Centralized, industrialized agriculture compromises food security in part because it reduces biodiversity; according to Andrew Kimbrell in his book The Fatal Harvest, from 1903 to 1983, we have lost significant levels of variety in agricultural species, e.g. 93 percent of lettuce species and 94 percent of corn. This erosion in biodiversity makes us vulnerable to catastrophic events, such as an outbreak of plant diseases. Genetically Engineered Food (GEF), a dominant factor in our current food supply, can further compromise our food security. Over 90 percent of soybeans produced in the U.S., 86 percent of corn, and 95 percent of sugar beets are GEF. Dr. Don Huber, a well-known plant pathologist, has observed that extensive use of herbicides in Roundup Ready Food (GEF crops resistant to herbicides) can cause increased vulnerability to over 40 plant diseases and is associated with significant decreases in yields.
Under a centralized food production model, the price of food is closely tied to the cost of petroleum, which is used in production, transportation, storage and refrigeration of crops, posing another threat to food security. Large agricultural corporations depend on a centralized supply chain process. Most supermarkets stock a three to four day supply of food; an interruption in the availability of petroleum or a natural disaster could severely limit the availability of food across the country. Centralized food production may also affect the nutrition value of the food we eat. According to the Organic Food Directory, vitamins C, B and E are not even present in vegetables and fruits picked unripe enough to survive the 7 to 14-day travel time from the farm to table.
Centralized food production and distribution has also caused an additional injustice: Many urban locations suffer the daily lack of food because of “food deserts,” locations from which it is more than a mile to the nearest supermarket. According to the USDA, 23.5 million people live in food deserts, almost half of which live at or below 200 percent of the federal poverty threshold and are 2.5 times more likely to die of cardiovascular disease than those who have a ready supply of healthy food.
Some citizens in urban environments have recognized the failure of the centralized corporate system to provide food security and addressed the deficiency using grassroots solutions to mitigate policy inadequacies. The alternatives include home gardening, cooperative urban farming and support of local farms through farmer’s markets. This approach provides nutritious food at a lower cost, supports bio-diversity, is inherently more sustainable.
For example, Preston’s Paradise, a cooperative of backyard gardens in Philadelphia, sells excess food to the community and is leading an effort to identify all of the community gardens in what they call Edible Belmont. By mapping out every community garden project, they create a shared garden resource within every block and provide a local supply of affordable and nutritious food.
There are countless urban settings where this decentralized approach is flourishing.

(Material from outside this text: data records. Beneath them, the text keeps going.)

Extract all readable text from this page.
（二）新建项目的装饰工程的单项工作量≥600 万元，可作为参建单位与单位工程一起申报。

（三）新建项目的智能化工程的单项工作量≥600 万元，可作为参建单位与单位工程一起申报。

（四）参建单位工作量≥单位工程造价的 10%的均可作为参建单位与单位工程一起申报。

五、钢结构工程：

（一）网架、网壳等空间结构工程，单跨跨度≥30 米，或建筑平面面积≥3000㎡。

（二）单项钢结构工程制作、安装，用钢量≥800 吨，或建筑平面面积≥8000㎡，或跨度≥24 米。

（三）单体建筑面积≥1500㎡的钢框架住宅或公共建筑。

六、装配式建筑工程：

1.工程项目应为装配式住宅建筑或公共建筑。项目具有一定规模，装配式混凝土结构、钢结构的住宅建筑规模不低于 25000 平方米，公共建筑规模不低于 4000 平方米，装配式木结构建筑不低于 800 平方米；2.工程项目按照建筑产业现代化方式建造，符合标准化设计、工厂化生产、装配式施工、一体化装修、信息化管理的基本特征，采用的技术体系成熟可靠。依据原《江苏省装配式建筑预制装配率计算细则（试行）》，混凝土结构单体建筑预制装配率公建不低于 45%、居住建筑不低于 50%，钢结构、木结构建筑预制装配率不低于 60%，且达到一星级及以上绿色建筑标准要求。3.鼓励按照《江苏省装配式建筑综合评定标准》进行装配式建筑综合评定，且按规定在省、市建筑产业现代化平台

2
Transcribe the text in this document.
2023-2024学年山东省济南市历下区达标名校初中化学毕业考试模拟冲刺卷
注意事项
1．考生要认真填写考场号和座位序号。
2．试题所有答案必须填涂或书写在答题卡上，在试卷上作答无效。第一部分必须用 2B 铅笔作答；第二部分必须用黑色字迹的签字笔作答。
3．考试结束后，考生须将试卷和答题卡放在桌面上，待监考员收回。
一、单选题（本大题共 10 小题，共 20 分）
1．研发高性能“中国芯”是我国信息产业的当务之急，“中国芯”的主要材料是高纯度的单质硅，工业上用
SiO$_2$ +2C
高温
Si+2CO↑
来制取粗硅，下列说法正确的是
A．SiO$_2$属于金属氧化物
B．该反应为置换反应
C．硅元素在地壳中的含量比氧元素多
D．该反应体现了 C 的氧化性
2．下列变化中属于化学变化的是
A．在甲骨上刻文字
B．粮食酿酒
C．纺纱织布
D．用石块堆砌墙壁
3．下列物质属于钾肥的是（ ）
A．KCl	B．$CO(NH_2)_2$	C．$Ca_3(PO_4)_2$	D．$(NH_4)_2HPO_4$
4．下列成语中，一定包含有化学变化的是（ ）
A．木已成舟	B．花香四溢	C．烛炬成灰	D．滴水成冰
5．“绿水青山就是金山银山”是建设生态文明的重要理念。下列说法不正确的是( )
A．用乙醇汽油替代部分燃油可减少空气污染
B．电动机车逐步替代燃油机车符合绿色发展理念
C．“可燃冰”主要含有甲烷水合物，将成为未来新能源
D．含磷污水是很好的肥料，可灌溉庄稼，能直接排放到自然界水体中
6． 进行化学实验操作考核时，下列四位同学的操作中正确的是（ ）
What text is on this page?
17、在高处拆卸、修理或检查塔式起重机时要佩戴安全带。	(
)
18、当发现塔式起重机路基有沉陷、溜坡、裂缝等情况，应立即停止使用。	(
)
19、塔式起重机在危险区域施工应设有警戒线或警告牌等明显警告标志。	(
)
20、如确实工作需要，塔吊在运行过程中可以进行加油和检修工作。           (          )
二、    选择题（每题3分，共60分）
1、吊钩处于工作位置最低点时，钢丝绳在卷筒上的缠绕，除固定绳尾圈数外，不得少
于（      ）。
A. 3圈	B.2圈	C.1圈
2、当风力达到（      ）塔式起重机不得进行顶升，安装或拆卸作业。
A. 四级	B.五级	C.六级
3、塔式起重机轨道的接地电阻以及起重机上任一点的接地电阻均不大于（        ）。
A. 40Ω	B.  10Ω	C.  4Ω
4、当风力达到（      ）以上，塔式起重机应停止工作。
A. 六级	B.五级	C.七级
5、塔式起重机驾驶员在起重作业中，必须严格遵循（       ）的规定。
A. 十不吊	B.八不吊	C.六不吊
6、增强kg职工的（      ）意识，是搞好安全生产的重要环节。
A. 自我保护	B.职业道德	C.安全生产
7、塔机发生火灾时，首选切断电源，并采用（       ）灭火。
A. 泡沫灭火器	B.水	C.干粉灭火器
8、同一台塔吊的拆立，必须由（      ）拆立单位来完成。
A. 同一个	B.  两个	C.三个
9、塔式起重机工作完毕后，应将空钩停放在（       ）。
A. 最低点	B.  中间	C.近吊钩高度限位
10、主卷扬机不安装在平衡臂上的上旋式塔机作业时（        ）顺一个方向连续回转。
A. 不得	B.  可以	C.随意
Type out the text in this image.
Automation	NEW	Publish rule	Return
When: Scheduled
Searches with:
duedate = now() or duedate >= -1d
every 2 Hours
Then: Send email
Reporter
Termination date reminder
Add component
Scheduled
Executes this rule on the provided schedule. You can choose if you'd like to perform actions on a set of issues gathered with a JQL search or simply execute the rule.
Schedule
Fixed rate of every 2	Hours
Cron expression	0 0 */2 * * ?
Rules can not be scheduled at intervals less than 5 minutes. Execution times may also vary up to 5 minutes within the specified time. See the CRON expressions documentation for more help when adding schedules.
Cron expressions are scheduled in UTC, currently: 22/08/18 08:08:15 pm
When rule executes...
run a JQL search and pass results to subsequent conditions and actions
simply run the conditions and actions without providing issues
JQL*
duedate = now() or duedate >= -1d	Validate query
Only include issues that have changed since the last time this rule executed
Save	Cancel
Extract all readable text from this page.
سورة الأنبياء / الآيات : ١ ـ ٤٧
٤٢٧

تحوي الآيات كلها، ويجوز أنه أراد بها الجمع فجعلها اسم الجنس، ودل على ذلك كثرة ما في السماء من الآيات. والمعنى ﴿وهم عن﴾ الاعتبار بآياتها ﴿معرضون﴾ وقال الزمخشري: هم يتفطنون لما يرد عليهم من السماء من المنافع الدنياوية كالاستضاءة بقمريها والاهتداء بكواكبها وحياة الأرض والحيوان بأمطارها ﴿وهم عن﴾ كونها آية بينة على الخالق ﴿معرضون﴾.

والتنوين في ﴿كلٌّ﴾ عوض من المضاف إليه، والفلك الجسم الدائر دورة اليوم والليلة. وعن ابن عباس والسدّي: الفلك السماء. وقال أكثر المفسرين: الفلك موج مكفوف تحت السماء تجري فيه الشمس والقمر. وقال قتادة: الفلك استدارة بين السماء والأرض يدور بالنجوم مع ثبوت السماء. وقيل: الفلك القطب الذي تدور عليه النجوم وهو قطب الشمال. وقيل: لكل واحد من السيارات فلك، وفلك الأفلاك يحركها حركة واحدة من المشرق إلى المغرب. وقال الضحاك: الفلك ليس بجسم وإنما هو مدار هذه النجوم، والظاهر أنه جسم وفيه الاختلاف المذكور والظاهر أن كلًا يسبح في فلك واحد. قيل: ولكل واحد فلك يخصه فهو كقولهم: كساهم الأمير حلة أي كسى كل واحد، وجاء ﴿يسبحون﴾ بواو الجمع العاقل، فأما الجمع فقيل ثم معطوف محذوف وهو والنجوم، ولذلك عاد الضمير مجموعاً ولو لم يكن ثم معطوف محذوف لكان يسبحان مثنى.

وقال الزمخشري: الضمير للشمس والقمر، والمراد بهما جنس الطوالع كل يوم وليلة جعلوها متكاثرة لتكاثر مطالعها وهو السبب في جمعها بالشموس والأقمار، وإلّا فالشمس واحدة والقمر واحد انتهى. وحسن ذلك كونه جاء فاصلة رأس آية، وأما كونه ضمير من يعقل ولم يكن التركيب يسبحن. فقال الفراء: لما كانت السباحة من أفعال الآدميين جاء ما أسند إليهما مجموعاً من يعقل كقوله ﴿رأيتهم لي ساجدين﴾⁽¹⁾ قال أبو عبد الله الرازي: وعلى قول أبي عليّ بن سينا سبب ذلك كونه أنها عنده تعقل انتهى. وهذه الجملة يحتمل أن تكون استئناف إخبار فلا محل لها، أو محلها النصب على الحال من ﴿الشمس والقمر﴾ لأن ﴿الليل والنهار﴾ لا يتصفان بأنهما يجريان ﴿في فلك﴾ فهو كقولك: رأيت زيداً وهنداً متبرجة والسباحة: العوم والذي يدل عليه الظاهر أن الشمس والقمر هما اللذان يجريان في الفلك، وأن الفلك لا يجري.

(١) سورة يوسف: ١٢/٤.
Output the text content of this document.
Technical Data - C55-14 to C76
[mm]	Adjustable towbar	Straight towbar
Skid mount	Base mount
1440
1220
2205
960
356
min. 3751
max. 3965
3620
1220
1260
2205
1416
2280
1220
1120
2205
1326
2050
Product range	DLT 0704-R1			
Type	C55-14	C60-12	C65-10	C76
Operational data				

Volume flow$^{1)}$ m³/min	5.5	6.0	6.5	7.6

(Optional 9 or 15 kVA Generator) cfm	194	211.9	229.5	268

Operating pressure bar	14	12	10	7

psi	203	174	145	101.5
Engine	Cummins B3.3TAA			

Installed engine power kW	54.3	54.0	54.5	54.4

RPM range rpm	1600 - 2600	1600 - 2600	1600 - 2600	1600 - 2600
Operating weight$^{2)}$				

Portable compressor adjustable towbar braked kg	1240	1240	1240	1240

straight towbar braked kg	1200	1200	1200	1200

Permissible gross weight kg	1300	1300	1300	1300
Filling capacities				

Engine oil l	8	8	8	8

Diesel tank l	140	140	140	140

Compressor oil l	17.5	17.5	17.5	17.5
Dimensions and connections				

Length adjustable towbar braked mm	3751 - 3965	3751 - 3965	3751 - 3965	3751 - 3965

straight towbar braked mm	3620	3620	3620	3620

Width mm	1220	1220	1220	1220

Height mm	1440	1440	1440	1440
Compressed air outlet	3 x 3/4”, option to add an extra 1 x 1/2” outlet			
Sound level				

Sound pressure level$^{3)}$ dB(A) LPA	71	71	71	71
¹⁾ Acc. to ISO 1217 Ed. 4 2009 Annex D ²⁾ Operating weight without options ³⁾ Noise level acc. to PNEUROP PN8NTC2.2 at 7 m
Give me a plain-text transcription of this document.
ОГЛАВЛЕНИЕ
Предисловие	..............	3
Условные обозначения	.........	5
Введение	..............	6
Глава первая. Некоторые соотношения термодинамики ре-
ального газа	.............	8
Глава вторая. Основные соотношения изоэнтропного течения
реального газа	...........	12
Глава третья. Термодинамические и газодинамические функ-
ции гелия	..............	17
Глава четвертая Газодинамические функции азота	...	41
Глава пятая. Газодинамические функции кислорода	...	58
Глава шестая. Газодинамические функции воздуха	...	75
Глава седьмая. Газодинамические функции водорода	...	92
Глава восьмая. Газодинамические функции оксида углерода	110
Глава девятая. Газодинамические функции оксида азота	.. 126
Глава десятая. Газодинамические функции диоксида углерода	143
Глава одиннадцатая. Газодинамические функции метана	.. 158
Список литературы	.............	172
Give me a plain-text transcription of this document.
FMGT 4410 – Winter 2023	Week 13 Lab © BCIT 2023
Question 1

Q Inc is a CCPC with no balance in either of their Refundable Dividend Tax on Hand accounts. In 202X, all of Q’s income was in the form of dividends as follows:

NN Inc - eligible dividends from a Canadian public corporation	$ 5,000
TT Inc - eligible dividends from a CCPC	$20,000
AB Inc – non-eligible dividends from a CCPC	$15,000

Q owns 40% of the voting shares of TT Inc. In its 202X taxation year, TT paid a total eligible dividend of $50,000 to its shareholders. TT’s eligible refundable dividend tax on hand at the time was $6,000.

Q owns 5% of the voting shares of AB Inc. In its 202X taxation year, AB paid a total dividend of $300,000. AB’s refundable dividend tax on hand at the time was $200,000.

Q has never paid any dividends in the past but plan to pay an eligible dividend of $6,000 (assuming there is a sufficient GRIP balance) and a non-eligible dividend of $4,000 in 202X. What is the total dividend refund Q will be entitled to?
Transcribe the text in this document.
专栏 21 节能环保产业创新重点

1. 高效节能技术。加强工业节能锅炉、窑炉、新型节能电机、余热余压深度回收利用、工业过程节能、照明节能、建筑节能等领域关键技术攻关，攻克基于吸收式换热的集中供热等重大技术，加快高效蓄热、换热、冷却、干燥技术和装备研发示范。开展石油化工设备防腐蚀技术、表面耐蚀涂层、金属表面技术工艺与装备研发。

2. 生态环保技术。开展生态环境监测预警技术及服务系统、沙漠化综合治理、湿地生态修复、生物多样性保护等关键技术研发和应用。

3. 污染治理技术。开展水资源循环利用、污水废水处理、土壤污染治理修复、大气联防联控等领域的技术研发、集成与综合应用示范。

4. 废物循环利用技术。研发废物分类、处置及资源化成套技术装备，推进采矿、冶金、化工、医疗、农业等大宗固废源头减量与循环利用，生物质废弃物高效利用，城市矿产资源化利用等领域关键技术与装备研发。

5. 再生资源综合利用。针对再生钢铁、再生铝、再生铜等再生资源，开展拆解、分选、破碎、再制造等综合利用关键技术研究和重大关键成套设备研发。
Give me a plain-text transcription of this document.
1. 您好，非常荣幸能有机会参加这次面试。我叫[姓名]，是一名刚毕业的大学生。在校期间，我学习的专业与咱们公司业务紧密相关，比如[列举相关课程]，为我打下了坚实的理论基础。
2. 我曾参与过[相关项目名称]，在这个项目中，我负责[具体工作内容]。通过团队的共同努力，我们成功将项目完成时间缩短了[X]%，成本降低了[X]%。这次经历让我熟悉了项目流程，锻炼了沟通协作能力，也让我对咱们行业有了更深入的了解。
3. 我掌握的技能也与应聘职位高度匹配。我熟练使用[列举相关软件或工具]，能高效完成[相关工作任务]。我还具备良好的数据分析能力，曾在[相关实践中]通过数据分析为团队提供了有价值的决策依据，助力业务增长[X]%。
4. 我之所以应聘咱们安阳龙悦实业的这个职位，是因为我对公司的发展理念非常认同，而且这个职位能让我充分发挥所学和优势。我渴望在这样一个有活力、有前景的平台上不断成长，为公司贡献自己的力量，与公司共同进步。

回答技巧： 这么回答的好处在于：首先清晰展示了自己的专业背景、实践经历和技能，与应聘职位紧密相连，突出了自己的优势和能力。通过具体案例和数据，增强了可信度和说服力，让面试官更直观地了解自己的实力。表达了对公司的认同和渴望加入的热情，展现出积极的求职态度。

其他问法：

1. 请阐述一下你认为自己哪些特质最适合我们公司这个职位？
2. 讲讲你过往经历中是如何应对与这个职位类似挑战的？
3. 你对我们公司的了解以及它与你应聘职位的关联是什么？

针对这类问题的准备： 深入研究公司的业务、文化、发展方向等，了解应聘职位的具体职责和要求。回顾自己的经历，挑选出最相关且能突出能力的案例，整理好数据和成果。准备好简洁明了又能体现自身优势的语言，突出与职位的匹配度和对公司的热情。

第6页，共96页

Current federal regulatory policy in conjunction with subsidies to big agricultural firms promotes our flawed industrialized model and is unlikely to change in the absence of a triggering event. However, a collaborative undertaking by citizens promoting small, local approaches can produce significant impact on current injustices and future policy.
—Jonathan Hughes is graduate intern at the Center for Public Justice and is currently studying Nonprofit Management at School of Leadership and Development at Eastern University.